On the other hand, "10" begs for busting out.  Any list of 10 is really just a tenth of a list of 100. Any list of 10 can easily be expanded. Readers intuitively understand this. A list of 10 is affirming, authoritative, solid, and, potentially, endlessly entertaining.  


The Rule of 10 is about growth and possibility, change and conflict, energy and age.  I have also always found something compellingly chilly in the combination of the loneliness digit and the emptiness digit.  Flipping them creates a neat reduction, repeating them results in a confusion of binary code streaming across a pale green monitor... 10 is the stuff of the digital age as well as The Age of Kings.


The Rule of 10 is a rule for today's students.  
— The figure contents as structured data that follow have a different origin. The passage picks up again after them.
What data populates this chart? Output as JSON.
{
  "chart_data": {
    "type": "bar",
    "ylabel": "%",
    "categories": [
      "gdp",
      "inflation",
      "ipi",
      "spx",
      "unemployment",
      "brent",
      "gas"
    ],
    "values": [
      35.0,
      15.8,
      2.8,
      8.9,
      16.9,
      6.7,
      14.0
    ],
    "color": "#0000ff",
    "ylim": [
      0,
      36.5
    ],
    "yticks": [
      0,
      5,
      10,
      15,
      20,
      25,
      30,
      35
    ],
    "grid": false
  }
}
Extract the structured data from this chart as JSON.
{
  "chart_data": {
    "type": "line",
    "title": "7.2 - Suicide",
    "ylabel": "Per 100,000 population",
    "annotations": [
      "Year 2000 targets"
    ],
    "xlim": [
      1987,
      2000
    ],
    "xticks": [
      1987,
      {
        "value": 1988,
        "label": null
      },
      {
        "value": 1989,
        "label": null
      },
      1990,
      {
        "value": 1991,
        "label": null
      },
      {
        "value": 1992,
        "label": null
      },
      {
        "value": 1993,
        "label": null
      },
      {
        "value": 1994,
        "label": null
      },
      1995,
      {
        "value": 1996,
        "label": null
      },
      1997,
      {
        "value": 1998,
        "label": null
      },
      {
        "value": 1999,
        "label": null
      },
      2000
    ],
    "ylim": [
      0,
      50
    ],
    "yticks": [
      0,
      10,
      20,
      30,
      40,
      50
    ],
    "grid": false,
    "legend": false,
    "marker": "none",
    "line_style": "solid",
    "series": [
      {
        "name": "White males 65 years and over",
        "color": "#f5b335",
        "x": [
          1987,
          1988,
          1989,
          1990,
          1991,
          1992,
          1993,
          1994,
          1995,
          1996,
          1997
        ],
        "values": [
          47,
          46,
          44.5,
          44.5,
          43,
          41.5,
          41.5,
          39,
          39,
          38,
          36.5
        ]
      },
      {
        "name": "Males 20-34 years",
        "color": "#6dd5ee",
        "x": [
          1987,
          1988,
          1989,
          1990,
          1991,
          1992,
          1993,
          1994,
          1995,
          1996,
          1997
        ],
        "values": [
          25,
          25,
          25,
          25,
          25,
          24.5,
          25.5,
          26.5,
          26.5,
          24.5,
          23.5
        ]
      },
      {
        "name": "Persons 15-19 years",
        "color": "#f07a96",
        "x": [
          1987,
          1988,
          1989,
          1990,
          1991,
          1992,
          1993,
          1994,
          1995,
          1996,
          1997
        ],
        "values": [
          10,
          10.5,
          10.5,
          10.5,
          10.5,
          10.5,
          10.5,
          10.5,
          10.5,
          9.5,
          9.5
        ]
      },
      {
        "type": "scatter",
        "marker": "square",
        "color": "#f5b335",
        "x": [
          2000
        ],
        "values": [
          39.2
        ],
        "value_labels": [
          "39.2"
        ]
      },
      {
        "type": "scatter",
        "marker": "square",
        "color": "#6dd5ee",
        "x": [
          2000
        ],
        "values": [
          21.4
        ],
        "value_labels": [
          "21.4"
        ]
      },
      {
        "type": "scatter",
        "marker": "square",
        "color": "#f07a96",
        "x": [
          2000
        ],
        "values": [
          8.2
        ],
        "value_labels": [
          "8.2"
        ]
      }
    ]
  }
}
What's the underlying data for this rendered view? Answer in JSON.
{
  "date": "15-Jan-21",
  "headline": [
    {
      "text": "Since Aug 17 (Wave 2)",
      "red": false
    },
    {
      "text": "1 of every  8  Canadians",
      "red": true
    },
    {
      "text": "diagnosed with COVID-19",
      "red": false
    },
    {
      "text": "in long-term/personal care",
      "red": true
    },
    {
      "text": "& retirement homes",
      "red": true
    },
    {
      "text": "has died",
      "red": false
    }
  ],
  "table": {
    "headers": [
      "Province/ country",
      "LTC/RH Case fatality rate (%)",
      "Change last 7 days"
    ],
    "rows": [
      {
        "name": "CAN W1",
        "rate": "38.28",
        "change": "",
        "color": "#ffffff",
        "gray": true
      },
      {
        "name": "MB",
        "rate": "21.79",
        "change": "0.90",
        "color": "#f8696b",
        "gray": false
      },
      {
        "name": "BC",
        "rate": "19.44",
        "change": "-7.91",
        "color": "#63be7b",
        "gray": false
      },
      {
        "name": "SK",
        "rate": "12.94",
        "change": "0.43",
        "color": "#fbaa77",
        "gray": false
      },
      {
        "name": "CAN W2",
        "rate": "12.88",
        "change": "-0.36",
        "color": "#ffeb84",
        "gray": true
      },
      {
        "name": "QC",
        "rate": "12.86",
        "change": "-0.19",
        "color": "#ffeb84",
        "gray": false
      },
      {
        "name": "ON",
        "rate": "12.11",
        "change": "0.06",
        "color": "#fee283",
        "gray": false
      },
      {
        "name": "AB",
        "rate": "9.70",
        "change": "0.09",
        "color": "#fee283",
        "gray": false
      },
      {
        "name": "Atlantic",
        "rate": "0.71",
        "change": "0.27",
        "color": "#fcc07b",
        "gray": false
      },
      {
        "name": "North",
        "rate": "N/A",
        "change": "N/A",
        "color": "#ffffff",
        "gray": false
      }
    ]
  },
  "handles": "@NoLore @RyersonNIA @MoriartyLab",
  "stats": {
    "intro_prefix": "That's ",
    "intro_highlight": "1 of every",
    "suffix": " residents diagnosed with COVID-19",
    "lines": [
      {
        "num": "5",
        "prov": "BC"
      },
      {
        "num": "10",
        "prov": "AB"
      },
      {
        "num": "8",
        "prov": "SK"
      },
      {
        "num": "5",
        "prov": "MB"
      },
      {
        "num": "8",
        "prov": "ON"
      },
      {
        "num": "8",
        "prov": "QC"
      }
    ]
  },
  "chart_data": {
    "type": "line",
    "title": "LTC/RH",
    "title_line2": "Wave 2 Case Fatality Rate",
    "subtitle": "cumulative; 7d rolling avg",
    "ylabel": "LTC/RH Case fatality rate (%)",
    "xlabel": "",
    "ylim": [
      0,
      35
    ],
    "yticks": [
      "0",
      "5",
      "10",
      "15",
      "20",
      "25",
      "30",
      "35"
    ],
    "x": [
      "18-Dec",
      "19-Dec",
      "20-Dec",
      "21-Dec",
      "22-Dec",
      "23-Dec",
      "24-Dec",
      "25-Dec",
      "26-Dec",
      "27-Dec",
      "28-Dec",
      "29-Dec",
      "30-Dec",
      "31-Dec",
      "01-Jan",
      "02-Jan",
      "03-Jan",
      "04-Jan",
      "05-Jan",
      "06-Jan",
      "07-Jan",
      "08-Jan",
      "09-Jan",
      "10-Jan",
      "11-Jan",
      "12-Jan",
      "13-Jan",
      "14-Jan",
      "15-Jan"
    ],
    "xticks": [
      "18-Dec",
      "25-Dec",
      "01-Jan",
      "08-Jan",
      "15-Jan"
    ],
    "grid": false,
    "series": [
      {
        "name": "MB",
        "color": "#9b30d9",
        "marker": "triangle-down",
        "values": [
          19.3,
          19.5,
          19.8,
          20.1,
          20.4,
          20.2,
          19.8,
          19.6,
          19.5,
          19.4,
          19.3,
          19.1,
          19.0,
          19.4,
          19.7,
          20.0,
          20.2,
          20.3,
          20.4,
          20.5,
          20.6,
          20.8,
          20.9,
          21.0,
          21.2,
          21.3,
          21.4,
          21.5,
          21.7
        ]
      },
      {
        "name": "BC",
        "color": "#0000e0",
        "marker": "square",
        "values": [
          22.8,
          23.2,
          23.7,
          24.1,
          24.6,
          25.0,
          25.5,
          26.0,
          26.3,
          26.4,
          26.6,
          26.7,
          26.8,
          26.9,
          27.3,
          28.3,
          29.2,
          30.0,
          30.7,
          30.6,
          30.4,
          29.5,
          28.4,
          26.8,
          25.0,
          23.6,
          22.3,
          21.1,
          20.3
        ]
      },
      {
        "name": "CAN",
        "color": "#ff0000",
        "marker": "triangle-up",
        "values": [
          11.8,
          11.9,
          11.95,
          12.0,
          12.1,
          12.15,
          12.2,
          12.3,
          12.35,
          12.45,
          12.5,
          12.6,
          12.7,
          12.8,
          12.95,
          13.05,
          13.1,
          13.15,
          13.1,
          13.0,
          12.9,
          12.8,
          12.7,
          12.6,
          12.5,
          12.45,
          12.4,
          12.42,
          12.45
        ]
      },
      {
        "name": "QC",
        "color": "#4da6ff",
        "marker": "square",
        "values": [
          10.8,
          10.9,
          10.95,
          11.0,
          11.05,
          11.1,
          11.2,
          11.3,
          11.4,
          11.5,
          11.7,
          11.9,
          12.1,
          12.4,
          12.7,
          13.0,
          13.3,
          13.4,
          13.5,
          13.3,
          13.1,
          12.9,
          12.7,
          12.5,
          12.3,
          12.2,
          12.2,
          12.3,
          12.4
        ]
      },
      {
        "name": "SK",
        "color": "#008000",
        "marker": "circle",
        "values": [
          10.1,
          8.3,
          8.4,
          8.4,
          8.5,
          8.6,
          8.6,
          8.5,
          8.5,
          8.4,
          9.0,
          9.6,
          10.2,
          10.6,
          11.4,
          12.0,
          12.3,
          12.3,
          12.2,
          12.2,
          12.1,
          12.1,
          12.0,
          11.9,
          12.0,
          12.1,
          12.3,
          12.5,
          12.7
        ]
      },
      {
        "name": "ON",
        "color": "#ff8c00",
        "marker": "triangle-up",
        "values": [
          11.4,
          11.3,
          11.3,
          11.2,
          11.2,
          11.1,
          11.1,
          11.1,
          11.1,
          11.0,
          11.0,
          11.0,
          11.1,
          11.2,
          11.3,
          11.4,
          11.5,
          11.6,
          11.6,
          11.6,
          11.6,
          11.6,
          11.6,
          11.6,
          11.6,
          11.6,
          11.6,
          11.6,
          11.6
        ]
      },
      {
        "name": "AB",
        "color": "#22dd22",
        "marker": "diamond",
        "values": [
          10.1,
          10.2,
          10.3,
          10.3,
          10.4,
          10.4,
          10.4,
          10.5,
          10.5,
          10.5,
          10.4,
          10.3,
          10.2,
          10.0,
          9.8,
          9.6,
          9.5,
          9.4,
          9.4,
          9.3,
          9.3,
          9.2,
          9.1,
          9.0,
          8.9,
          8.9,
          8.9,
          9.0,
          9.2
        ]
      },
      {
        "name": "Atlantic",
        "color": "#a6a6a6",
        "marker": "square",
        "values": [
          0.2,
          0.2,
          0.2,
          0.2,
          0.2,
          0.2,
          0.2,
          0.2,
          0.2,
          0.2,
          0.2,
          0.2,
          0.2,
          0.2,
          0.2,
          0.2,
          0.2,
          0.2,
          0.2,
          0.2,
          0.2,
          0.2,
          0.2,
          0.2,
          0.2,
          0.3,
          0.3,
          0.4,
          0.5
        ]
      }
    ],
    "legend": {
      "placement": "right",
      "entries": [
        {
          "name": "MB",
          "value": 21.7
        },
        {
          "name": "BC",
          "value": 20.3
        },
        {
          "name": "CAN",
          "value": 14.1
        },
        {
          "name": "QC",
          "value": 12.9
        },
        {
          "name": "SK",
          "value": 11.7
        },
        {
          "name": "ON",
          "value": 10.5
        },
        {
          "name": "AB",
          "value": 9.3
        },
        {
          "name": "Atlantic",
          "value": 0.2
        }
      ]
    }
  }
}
So how can we make it work for us in the classroom?  Here are 10 Ways to Use of 10 at any grade level:


  • I think lists are basically boring, but if you must make lists, require 10 items.  10 favorite...  10 examples of... 10 expressions...  10 adjectives...  10 poems...  10 novels... Where once you stopped at 3 or 5, to make it easy, make it challenging with 10.  Work with ordering or sorting the list in various ways.  4 + 6 is calming.  5 + 5 is a study in antithesis.  3 + 3 + 3 + 1 is a powerful structure for making meaning and conveying emotion.  Write about choices made.
  • 10 letter words are wonderful.  There are many collections online. Study them, record them rolling off your tongue, play vocabulary games with them.  Require them.
  • A great middle school exercise to improve listening and communication is pair-drawing.  Allow only 10 lines.  On partner draws (allow 10 seconds) behind a screen.  He then gives oral directions for his partner(s) to create the same drawing.  Practice!
  • Read 10 (blog posts, articles, opinions, analyses, summaries, novels, poems).  This can also be applied to visual literacy.  Draw 10 connections.  
  • Write (draw, illustrate, record) 10 different/connected/overlapping...  
  • Memorize in groups of 10.  Old school, yes, but it worked then and it works now.  Use the same groupings from #1 to create mental collections.  Very powerful skill.
  • Model the 10-sentence paragraph (most students will quickly see how this can be expanded).  In fiction study, have students seek out 10 sentence passages that convey meaning, theme, etc.  Share them and use them as models.
  • Study The Gettysburg Address.  It has 10 sentences.  Why?  How is it organized?  
  • Apply The Rule of 10 to a longer text as a framework for analysis.  Where is the Rule found?  How does it improve or effect the overall construction?  (characters, chapters, settings, conflicts...)
  • Expand or contract something 10 times.  This is a ripple or pattern exercise that can be used for multiple outcomes: a slippery slope argument (or the reverse, which I call "up the ladder"), brain storming, visual thinking, story-telling, creative narrative, description, development of arguments, coding...  I like to start with If You Give a Dog a Donut and also to use a simple paper-chain group activity to demonstrate how 10-step growth can create a complex or straightforward product.  The math link is obvious (multiplication, division, permutation - and what is a fraction anyway?).  
And why stop at 10?  If you remember playing Crack the Whip as a kid, on the field or on the ice, you know that the longer the whip the more forceful the lash. 3 is simply not much fun. Sometimes it hurts to be at the end of the whip, but it's worth it.